MS in Quantitative Social Sciences
Where Evidence Meets Impact
The GW Master of Science in Quantitative Social Sciences (MSQSS) is a dynamic, STEM-designated program that prepares students to turn data into insight and insight into action. The program offers rigorous, hands-on training in statistical analysis, data interpretation and research methodology that is rooted in the social science disciplines of political science, economics, sociology and statistics. Whether you're aiming to launch your career or elevate it, the MSQSS program equips students with the skills to address complex societal questions through a data-driven lens.
Program Benefits

Ideal Location in D.C.
Students enjoy unparalleled opportunities for internships and employment in government agencies, nonprofits and private sector organizations.

Career Paths
Graduates gain a competitive skill set ideal for work in academia, research, government, nonprofits, election campaigns, survey research and more.
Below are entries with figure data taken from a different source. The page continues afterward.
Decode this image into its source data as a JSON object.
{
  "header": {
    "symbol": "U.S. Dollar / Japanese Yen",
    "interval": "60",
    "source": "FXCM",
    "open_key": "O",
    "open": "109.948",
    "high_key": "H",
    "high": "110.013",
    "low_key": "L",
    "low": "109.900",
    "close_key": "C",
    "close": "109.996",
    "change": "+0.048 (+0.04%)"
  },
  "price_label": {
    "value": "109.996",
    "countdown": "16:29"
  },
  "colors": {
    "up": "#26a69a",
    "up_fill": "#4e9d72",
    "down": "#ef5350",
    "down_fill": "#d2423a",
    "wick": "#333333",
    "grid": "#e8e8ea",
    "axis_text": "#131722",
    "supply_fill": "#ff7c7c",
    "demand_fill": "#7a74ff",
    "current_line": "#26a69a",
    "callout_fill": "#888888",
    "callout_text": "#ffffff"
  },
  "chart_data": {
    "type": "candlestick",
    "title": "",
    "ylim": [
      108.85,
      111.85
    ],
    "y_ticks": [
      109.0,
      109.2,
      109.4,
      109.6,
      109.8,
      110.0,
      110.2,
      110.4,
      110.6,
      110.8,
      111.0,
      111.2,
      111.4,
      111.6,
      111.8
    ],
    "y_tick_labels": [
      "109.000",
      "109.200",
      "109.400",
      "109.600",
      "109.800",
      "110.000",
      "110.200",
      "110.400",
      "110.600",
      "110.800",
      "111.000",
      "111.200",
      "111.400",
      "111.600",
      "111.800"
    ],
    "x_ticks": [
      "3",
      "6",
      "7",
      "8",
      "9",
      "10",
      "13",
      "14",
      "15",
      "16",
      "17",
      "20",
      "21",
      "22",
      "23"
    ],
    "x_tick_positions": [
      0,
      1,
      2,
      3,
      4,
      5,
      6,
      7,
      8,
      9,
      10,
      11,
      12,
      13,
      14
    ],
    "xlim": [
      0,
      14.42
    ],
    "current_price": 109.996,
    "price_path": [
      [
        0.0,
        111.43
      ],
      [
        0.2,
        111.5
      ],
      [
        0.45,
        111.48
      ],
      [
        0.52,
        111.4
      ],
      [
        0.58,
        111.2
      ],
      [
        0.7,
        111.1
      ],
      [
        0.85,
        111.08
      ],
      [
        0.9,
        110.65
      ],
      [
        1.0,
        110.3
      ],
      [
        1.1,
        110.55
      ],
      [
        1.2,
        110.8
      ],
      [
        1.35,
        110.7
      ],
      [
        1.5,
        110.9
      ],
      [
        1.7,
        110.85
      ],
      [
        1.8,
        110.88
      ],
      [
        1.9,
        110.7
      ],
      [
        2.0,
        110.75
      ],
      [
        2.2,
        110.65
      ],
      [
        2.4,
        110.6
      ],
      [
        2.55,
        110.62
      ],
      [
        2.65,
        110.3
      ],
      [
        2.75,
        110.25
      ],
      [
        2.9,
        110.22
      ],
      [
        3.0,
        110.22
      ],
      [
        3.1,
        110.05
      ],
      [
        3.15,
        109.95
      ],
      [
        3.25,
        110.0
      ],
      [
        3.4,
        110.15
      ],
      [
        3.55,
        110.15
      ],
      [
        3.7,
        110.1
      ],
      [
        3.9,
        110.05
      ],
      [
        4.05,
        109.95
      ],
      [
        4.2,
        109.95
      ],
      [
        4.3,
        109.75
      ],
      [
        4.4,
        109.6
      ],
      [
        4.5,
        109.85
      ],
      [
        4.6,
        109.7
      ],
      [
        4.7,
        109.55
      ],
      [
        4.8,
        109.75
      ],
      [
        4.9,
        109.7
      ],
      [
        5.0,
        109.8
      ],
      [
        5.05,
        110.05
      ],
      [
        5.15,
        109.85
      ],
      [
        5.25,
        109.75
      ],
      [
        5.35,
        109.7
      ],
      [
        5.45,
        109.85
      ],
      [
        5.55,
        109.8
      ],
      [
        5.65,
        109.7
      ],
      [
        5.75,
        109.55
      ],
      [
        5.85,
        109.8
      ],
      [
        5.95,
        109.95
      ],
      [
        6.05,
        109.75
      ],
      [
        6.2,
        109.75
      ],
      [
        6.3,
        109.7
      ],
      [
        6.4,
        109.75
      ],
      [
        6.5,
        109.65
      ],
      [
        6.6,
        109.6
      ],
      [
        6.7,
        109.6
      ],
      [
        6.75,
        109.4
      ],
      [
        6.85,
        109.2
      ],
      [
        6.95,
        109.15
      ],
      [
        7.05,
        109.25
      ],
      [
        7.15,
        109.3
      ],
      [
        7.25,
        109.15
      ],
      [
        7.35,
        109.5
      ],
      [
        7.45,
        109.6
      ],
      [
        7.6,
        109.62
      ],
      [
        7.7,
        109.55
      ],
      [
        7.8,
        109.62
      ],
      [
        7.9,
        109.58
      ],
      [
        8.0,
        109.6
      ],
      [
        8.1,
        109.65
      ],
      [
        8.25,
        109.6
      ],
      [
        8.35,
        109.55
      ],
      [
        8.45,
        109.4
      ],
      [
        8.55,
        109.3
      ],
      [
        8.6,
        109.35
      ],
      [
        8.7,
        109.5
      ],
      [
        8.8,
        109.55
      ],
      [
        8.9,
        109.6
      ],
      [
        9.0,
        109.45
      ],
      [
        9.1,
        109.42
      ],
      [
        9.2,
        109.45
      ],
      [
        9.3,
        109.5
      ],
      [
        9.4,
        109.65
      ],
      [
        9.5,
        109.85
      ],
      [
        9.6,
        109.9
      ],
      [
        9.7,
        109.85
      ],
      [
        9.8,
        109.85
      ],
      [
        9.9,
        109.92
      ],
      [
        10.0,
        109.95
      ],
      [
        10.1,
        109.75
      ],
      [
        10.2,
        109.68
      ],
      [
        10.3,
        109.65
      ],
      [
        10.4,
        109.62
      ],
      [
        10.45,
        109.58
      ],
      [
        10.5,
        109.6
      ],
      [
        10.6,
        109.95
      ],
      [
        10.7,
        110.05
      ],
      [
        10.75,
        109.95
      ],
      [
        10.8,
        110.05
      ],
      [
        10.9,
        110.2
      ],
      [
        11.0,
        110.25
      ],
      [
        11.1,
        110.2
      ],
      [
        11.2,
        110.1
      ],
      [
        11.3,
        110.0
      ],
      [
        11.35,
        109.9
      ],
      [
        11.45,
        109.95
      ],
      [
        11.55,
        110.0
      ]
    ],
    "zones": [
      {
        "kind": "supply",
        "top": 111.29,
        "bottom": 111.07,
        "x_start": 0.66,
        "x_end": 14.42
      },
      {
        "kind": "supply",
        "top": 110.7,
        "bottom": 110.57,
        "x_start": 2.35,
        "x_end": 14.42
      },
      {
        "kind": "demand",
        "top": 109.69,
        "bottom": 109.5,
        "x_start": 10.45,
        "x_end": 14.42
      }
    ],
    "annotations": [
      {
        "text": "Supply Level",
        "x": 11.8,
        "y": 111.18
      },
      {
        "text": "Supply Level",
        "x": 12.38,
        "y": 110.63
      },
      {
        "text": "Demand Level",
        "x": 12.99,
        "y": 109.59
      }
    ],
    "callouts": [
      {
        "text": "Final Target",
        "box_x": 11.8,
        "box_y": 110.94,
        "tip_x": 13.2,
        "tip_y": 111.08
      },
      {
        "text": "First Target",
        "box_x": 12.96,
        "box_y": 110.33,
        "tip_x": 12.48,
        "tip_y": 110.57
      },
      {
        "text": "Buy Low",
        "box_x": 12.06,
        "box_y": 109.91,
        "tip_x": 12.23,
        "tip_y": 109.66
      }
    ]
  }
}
Statistical & Software Proficiency
Students gain proficiency in statistical computing with programs that include R, Python and Stata.

Research-Active Faculty
Our faculty are well known in their fields and work closely with students to hone their research skills.
Application Deadlines
Fall Admission
February 1: To be considered for fellowships and financial aid
April 1: Admissions without consideration for financial aid
Spring Admission
October 1
Capstone
All students complete a culminating capstone project in their final semester, which provides the opportunity to apply the skills and knowledge they have accumulated in the program to their own research interests. Students consult the capstone course instructor and their peers when developing the research project.
Review the Course Requirements section for details.
Course Requirements
The following requirements must be fulfilled:
The general requirements stated under Columbian College of Arts and Sciences, Graduate Programs.
30 credits, including 12 credits in required core courses, 9 credits in selected quantitative courses, 3 credits in required skills courses, and 6 credits in elective courses.
Code | Title | Credits |
---|---|---|
Required | ||
Core courses | ||
QSS 6000 | Seminar in Quantitative Social Science | |
QSS 6001 | Data Visualization | |
QSS 6002 | Probability and Statistical Modeling | |
QSS 6500 | Capstone Research | |
Quantitative courses | ||
Three courses (9 credits) selected from the following: | ||
ECON 6335 | Applied Financial Derivatives | |
ECON 6378 | Machine Learning for Economics | |
PSC 8121 | Causal Inference | |
or ECON 6379 | Causal Inference and Research Design | |
or STAT 6230 | Causal Inference | |
PSC 8124 | Multilevel Modeling | |
PSC 8128 | Surveys and Experiments | |
PSC 8185 | Topics in Empirical and Formal Political Analysis | |
SOC 6291 | Methods of Demographic Analysis | |
STAT 6217 | Design of Experiments | |
STAT 6225 | Longitudinal Data Analysis | |
STAT 6231 | Categorical Data Analysis | |
STAT 6240 | Statistical Data Mining | |
STAT 6250 | A/B Testing (Design and Analysis) | |
STAT 6260 | Statistical Deep Learning | |
STAT 6287 | Sample Surveys | |
Skills courses | ||
QSS 6005 | Topics in QSS Technical Skills (taken twice for a total of 3 credits) * | |
Electives | ||
Two courses (6 credits) selected from graduate courses in political science, sociology, statistics, or another program or department with the permission of the program’s director of graduate studies. |
*Technical skills courses are six-week modules for 1.5 credits per module. Students must take two technical skills courses, focused on different skills, in the same semester. Options might include Python, SQL & Databases, Machine Learning, Bayesian Statistics, and More in R. A fourth quantitative course may be substituted for the skills requirement with the approval of the program’s director of graduate studies.